We do not allow states to violate environmental laws just because they voted to do so, primarily because it impacts those around them… Why then are states being allowed to violate drug laws that have enormous negative consequences for neighboring states?
The governor also lambasted the Obama administration for what he deemed to be an insufficient focus on federal cannabis laws.
Among the most pressing concerns facing Idaho, both from the criminal and public health standpoints, is the utter lack of consistency displayed by the Obama administration in enforcement of federal marijuana laws…

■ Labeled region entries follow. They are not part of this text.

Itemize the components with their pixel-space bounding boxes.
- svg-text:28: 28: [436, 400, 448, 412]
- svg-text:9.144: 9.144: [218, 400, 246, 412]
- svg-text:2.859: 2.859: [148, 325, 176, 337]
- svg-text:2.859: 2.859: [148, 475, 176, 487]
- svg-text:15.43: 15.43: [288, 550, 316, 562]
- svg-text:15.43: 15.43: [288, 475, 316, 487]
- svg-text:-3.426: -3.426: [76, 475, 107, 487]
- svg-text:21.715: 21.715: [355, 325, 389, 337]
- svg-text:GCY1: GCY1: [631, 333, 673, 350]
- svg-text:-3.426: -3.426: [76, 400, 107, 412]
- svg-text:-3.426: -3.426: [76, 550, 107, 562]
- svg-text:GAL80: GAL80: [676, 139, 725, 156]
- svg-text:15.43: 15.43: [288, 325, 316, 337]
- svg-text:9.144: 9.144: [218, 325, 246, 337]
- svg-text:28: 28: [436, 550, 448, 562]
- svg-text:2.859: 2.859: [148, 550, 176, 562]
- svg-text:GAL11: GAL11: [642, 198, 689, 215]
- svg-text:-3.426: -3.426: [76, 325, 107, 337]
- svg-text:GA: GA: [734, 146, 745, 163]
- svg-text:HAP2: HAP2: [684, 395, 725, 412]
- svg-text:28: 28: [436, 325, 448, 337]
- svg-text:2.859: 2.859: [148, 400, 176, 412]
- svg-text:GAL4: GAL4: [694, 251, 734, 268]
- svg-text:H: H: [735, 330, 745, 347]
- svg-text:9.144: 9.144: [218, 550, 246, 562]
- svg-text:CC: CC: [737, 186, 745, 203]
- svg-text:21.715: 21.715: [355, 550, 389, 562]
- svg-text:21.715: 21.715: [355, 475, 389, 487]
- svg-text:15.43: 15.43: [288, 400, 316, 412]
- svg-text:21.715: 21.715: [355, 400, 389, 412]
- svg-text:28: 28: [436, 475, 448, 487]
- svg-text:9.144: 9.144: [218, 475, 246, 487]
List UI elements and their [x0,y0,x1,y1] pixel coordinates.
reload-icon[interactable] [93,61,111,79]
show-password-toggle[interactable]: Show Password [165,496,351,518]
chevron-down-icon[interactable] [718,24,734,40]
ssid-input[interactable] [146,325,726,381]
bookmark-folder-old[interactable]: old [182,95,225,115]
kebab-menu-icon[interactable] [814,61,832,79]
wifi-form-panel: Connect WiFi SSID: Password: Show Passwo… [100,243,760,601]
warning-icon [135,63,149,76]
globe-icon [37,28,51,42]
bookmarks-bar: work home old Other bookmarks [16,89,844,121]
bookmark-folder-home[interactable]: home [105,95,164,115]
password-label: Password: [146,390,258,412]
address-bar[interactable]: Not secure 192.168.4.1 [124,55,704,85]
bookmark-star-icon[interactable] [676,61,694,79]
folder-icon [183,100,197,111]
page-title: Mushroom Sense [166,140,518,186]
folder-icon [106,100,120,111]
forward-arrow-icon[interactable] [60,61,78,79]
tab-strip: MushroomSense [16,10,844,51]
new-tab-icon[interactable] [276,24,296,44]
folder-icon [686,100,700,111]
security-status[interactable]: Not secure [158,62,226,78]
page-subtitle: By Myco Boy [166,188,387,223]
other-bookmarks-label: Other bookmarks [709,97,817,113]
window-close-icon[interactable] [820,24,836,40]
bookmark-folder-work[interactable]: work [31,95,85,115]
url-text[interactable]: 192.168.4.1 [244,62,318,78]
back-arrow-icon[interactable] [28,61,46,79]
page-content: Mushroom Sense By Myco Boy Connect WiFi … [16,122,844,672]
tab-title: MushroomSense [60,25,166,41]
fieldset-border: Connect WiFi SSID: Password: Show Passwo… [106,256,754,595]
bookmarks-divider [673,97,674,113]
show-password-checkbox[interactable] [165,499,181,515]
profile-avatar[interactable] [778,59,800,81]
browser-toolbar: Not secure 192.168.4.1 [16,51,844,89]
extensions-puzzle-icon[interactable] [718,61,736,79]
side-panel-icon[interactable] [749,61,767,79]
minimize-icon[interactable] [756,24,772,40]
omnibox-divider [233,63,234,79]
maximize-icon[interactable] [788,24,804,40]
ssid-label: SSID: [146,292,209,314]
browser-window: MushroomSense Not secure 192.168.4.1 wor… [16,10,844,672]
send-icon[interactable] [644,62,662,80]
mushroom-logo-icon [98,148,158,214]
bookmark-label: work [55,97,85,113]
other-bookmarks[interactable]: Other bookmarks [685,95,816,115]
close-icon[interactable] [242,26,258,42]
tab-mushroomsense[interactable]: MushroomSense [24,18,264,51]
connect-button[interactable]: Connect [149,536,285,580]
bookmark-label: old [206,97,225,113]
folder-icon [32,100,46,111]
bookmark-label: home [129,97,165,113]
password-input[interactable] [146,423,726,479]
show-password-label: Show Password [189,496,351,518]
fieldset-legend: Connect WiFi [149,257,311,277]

In that respect, Idaho is a virtual island of compliance, and we are paying the price.
Idaho borders three states, Washington, Oregon, and Nevada, that have all legalized cannabis for recreational use. A fourth, Montana, recently softened its laws governing the use and cultivation of medical cannabis.
Gov. Otter has indicated in the past that he is not a proponent of cannabis legalization.
The governor vetoed a bill in April 2015 that would have allowed for the use of CBD oil to treat children with debilitating forms of epilepsy. He remains the only governor in the country to issue such a veto, saying at the time that the measure did not have enough backing from the scientific community to warrant its passage.
Otter indicated at a recent press conference that there has been no evolution in his thinking on the matter.
When I vetoed that bill, we also enlisted a program which allwed for use to bring some of those children into an experimental effort…
We are finding in that experiment that there is sufficient relief, in many cases, and so, in an abundance of caution, I simply didn’t want to open that whole area of potential disaster.
It remains unclear how the Trump administration will approach federal cannabis law in states that have legalized the substance. The president’s attorney general, former senator Jeff Sessions, has indicated in the past that he is no ally of cannabis, and the president himself indirectly said that he planned to escalate the War on Drugs.